Second Pact of Aqaba
In 622, pilgrims from Yathrib, seventy-five of them Muslims, from them two women, came to perform the Hajj. During the latter part of one night, while all were asleep, the Muslims from amongst the Yathribite pilgrims secretly crept into the place whether they had previously arranged to meet the Prophet, at the rocks at Aqaba, to vow allegiance to the Prophet and invite him to their city. At Aqaba, they met the Prophet, and with him was his uncle, then still a pagan but one who defended his nephew due to familial bonds. He spoke and warned the Muslims about the dangers of their task, and against proving untrue to their commitment if they undertook it. Another person from the pilgrims who was present the previous two years also stood and warned against the danger of their commitment and their preparedness to uphold it. In their staunch determination and love of the Prophet, they swore to defend him as they would defend their own selves, their wives and children. It was then that the Hijrah, the emigration to Yathrib, was decided.
This is known as the Pledge of War, because it involved protecting the person of the Prophet, by arms if necessary; and soon after the emigration to Yathrib, the Quranic verses permitting war in defense of the religion were revealed. These verses are crucial in the history of Islam:
“Permission is given unto those who fight because they have been wronged, and God is indeed able to give them victory; those who have been driven from their homes unjustly only because they said -- Our Lord is God!
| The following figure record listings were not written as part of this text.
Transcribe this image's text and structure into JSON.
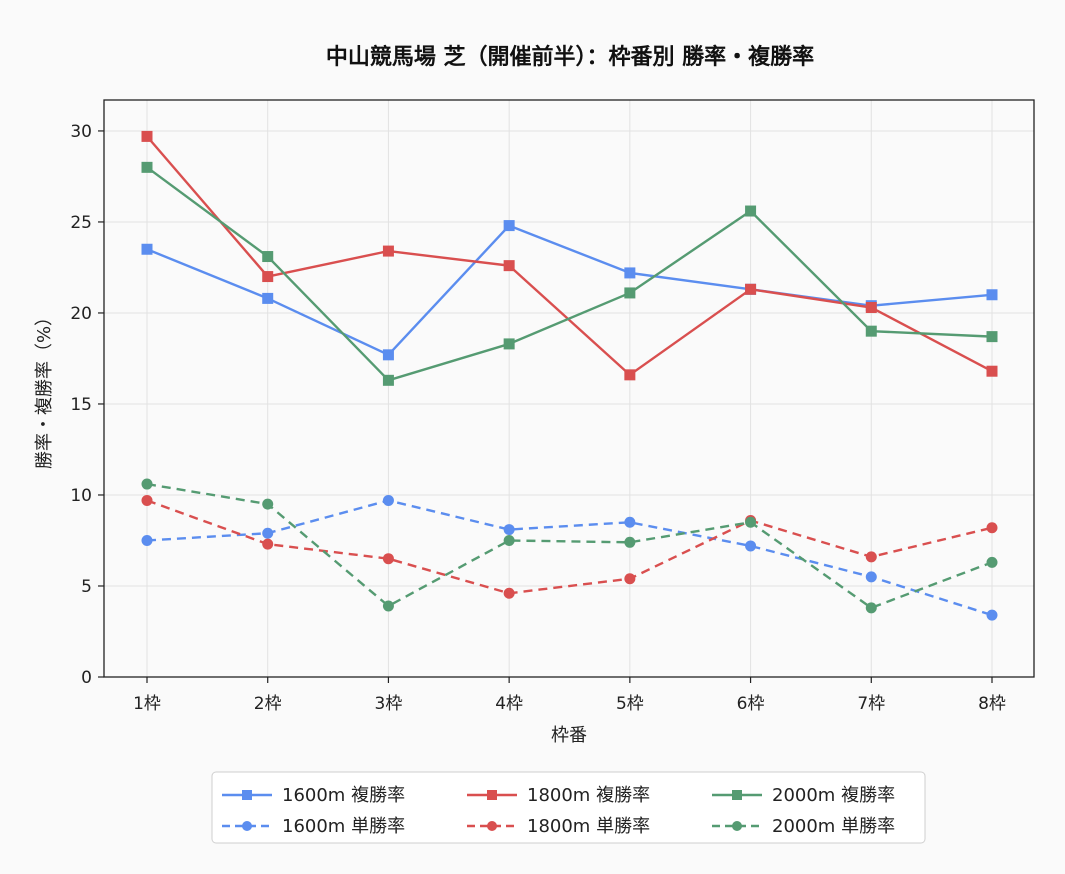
{
  "chart_data": {
    "type": "line",
    "title": "中山競馬場 芝（開催前半）：枠番別 勝率・複勝率",
    "xlabel": "枠番",
    "ylabel": "勝率・複勝率（%）",
    "categories": [
      "1枠",
      "2枠",
      "3枠",
      "4枠",
      "5枠",
      "6枠",
      "7枠",
      "8枠"
    ],
    "ylim": [
      0,
      31.7
    ],
    "yticks": [
      0,
      5,
      10,
      15,
      20,
      25,
      30
    ],
    "grid": true,
    "legend": {
      "position": "bottom-center",
      "columns": 3
    },
    "series": [
      {
        "name": "1600m 複勝率",
        "color": "#5b8def",
        "style": "solid",
        "marker": "square",
        "values": [
          23.5,
          20.8,
          17.7,
          24.8,
          22.2,
          21.3,
          20.4,
          21.0
        ]
      },
      {
        "name": "1600m 単勝率",
        "color": "#5b8def",
        "style": "dashed",
        "marker": "circle",
        "values": [
          7.5,
          7.9,
          9.7,
          8.1,
          8.5,
          7.2,
          5.5,
          3.4
        ]
      },
      {
        "name": "1800m 複勝率",
        "color": "#d94f4f",
        "style": "solid",
        "marker": "square",
        "values": [
          29.7,
          22.0,
          23.4,
          22.6,
          16.6,
          21.3,
          20.3,
          16.8
        ]
      },
      {
        "name": "1800m 単勝率",
        "color": "#d94f4f",
        "style": "dashed",
        "marker": "circle",
        "values": [
          9.7,
          7.3,
          6.5,
          4.6,
          5.4,
          8.6,
          6.6,
          8.2
        ]
      },
      {
        "name": "2000m 複勝率",
        "color": "#559b72",
        "style": "solid",
        "marker": "square",
        "values": [
          28.0,
          23.1,
          16.3,
          18.3,
          21.1,
          25.6,
          19.0,
          18.7
        ]
      },
      {
        "name": "2000m 単勝率",
        "color": "#559b72",
        "style": "dashed",
        "marker": "circle",
        "values": [
          10.6,
          9.5,
          3.9,
          7.5,
          7.4,
          8.5,
          3.8,
          6.3
        ]
      }
    ]
  }
}
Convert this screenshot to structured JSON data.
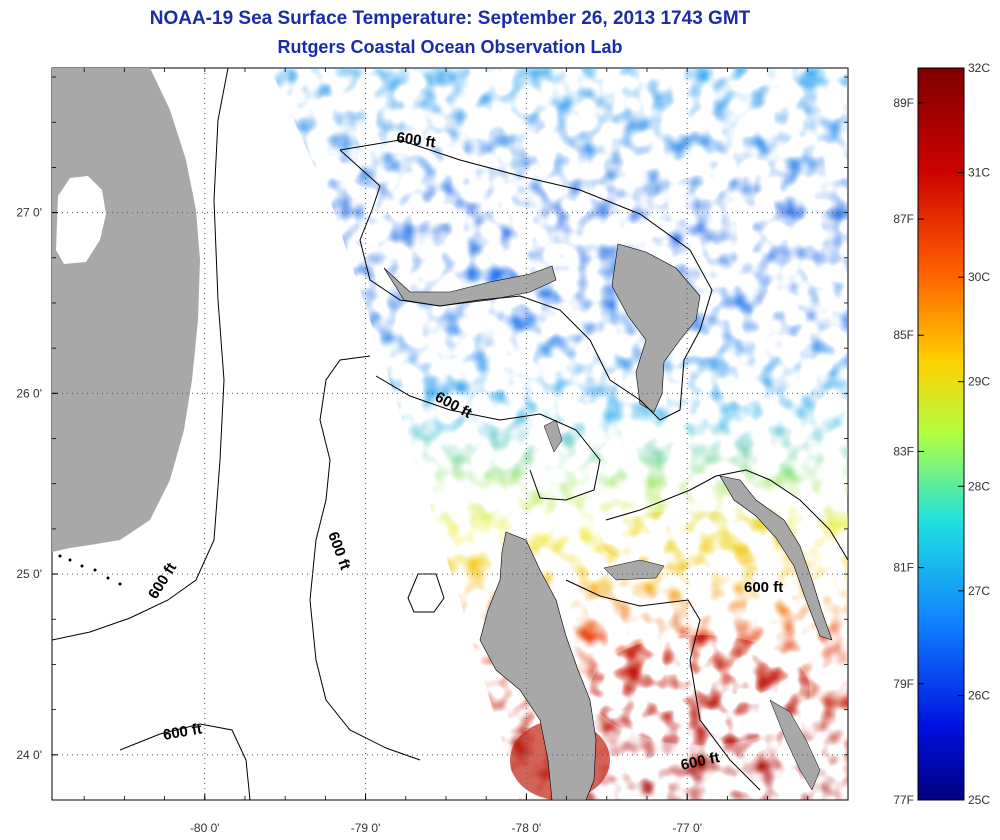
{
  "title": {
    "line1": "NOAA-19 Sea Surface Temperature:  September 26, 2013 1743 GMT",
    "line2": "Rutgers Coastal Ocean Observation Lab"
  },
  "map": {
    "lat_labels": [
      {
        "value": 27,
        "text": "27 0'"
      },
      {
        "value": 26,
        "text": "26 0'"
      },
      {
        "value": 25,
        "text": "25 0'"
      },
      {
        "value": 24,
        "text": "24 0'"
      }
    ],
    "lon_labels": [
      {
        "value": -80,
        "text": "-80 0'"
      },
      {
        "value": -79,
        "text": "-79 0'"
      },
      {
        "value": -78,
        "text": "-78 0'"
      },
      {
        "value": -77,
        "text": "-77 0'"
      }
    ],
    "lat_range": [
      23.75,
      27.8
    ],
    "lon_range": [
      -80.95,
      -76.0
    ],
    "contour_labels": [
      "600 ft",
      "600 ft",
      "600 ft",
      "600 ft",
      "600 ft",
      "600 ft"
    ],
    "colors": {
      "land": "#a8a8a8",
      "cloud": "#ffffff",
      "contour": "#000000",
      "grid": "#555555"
    }
  },
  "colorbar": {
    "celsius_labels": [
      "32C",
      "31C",
      "30C",
      "29C",
      "28C",
      "27C",
      "26C",
      "25C"
    ],
    "fahrenheit_labels": [
      "89F",
      "87F",
      "85F",
      "83F",
      "81F",
      "79F",
      "77F"
    ],
    "range_c": [
      25,
      32
    ],
    "colormap": "jet"
  }
}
For were it not that God repels some people by means of others, monasteries and churches and synagogues and mosques in which the name of God is extolled would surely have been destroyed…” (Quran 22:39-40)
A turning-point had come for Prophet Muhammad, for the Muslims, and for the world. It was Prophet Muhammad’s destiny, and an aspect of his prophetic function, that he should demonstrate the alternatives open to the persecuted and the oppressed; on the one hand, forbearance; on the other, what is called by Christians the ‘just war’, but for which, in the words of a later Quranic revelation – “corruption would surely overwhelm the earth” (Quran 2:251). For almost thirteen years, he and his followers had suffered persecution, threats and insults without raising a hand in self-defense. They had proved that this was humanly possible. Circumstances were now changing and called for a very different response if the religion of Islam was to survive in the world. Peace has its seasons, but so has war, and the Muslim never forgets that every man born is born to struggle in one form or another, at one level or another; if not physically, then spiritually. Those who try to ignore this fact are, sooner or later, enslaved.
Plot to Murder the Prophet
In small groups, the Muslims slipped out of Mecca and took the road to Yathrib. The Hijrah (‘emigration’) had begun.
For Quraish the limits of what was bearable had been passed. Enemies within the city were bad enough, but now these enemies were setting up a rival centre to the north. The death of Abu Talib had removed Muhammad’s chief protector. Restrained hitherto by principles inherited from their bedouin forefathers and by the fear of causing a troublesome blood feud, the leaders finally decided that Muhammad must die. Abu Jahl proposed a simple plan. Young men should be chosen from different clans, each one to strike a mortal blow, so that Muhammad’s blood would be upon all of them. Hashim could not seek retribution from all the other clans.